From: Erik van der Poel (erik@vanderpoel.org)
Date: Sat Mar 05 2005 - 17:14:10 CST

  • Next message: Peter Constable: "RE: Unicode's Mandate"

    Doug Ewell wrote:
    > This brings up the topic of "Unicode abuse" in general. Conformance to
    > the Unicode Standard (see DUTR #33, of which Asmus is a co-author)
    > generally refers to support for and adherence to the "letter of the
    > law," things like implementing normalization and casing correctly.
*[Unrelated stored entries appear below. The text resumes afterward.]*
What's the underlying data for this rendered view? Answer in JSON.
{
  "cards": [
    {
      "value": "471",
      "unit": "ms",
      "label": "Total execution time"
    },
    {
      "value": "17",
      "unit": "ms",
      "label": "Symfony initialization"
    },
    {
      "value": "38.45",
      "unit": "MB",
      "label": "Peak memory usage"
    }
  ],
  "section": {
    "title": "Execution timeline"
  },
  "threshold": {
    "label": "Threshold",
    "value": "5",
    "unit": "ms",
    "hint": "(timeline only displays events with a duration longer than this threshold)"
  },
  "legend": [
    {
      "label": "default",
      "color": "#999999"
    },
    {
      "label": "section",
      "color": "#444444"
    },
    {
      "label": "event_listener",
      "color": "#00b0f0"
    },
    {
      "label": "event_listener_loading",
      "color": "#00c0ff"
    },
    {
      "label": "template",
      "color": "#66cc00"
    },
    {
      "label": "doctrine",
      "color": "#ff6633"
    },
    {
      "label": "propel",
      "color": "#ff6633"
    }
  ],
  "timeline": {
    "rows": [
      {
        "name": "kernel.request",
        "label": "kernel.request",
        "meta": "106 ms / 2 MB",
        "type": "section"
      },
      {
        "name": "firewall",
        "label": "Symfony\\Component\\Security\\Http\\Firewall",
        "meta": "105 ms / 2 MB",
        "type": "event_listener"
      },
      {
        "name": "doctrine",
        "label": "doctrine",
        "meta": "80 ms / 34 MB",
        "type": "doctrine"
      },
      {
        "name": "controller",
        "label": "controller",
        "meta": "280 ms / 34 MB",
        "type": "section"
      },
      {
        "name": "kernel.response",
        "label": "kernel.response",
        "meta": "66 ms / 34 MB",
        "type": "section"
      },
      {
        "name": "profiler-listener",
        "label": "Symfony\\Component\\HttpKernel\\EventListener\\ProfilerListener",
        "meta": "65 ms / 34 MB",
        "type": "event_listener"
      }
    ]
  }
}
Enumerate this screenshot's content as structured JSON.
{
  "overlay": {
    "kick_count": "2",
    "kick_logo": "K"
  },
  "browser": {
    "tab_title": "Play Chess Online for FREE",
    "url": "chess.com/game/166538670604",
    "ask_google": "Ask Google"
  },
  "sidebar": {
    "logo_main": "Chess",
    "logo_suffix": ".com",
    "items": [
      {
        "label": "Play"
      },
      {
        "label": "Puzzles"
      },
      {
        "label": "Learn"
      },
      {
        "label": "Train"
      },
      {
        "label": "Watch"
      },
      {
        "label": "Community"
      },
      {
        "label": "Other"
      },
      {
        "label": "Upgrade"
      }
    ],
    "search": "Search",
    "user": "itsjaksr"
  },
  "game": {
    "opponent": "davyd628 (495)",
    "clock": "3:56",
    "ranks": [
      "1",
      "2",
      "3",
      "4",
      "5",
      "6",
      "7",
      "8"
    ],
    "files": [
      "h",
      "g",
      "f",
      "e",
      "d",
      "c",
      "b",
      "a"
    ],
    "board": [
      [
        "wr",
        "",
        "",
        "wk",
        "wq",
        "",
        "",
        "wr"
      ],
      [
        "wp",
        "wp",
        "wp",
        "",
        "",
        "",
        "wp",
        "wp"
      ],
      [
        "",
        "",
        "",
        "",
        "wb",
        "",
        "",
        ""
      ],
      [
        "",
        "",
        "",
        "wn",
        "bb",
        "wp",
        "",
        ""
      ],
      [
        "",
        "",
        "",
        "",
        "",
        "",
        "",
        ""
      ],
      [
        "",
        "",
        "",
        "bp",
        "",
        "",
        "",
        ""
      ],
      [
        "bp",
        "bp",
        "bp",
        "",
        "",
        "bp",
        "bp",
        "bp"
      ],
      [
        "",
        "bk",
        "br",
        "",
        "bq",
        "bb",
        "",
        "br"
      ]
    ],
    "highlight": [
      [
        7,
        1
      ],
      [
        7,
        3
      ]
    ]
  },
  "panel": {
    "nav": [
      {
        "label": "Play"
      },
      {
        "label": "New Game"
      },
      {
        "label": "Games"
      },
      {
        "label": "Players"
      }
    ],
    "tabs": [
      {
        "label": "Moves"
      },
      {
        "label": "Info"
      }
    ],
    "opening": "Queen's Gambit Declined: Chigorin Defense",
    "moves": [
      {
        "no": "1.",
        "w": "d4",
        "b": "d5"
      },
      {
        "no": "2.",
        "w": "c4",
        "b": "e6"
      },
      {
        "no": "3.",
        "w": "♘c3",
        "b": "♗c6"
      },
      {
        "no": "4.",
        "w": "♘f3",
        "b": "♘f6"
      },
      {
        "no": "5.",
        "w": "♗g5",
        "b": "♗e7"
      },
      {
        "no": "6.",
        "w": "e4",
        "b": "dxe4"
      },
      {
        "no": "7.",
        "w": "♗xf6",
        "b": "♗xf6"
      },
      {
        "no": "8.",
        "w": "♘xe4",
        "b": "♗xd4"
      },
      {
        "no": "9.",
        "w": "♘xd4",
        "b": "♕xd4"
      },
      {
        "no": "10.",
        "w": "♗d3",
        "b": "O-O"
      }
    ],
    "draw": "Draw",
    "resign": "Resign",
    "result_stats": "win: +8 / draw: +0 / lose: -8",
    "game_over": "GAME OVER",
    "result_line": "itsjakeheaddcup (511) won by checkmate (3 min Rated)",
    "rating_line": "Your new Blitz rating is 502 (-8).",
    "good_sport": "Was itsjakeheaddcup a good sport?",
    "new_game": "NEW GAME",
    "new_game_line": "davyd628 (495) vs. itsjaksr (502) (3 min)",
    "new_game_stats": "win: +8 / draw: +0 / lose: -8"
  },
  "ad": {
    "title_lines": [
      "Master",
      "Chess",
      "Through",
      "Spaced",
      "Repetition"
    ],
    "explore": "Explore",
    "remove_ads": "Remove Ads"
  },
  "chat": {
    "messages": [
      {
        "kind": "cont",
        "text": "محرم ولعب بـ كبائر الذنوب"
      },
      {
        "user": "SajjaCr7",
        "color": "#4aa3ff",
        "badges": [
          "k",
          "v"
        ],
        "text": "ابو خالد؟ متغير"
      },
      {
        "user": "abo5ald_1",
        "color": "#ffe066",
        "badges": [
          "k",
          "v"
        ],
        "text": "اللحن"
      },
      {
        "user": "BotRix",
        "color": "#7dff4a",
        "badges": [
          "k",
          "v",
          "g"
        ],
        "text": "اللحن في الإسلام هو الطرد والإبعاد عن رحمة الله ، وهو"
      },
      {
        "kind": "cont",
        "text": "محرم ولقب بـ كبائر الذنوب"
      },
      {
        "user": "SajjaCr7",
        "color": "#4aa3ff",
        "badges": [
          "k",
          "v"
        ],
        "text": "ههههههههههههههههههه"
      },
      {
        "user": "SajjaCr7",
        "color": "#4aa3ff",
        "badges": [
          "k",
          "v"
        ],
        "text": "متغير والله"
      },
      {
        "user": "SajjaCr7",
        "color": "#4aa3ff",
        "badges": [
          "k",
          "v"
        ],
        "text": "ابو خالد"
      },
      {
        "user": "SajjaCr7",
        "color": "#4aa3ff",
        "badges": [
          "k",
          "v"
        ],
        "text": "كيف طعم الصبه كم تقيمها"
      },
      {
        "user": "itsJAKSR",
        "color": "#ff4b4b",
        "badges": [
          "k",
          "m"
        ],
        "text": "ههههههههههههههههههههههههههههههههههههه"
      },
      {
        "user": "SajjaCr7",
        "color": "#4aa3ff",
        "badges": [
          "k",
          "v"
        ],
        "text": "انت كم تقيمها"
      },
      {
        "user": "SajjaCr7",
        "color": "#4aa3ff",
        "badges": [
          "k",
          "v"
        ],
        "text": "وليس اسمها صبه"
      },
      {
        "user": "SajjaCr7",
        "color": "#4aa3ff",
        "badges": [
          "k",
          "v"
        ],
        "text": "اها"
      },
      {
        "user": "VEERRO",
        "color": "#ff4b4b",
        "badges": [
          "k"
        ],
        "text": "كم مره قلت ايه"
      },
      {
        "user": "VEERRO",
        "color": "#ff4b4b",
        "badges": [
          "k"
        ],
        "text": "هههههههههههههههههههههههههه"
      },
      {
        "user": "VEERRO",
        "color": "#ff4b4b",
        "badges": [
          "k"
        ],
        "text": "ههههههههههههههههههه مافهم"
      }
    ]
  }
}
It's
    > not quite so easy to quantify adherence to the "spirit of the law," in
    > terms of things like abusing math characters and compatibility
    > characters, or using directional overrides where they don't harm
    > anything and aren't invalid, but also aren't necessary or appropriate.
    >
    > This almost falls into the same category as spoofing, which is being
    > addressed in a different UTR, but seems different somehow.

    It's funny that you should mention that today. Why, just yesterday, I
    wrote this new section:

    http://nameprep.org/#map-norm

    This may be somewhat subjective, but to me, it seems unnecessary and
    inappropriate to allow U+2102 DOUBLE-STRUCK CAPITAL C = the set of
    complex numbers, in HTML links.

    This is indeed different from spoofing, but if Nameprep continues to
    allow this type of character in pre-mapped IDNs, we may well see the
    proliferation of yet another type of "garbage" on the Web.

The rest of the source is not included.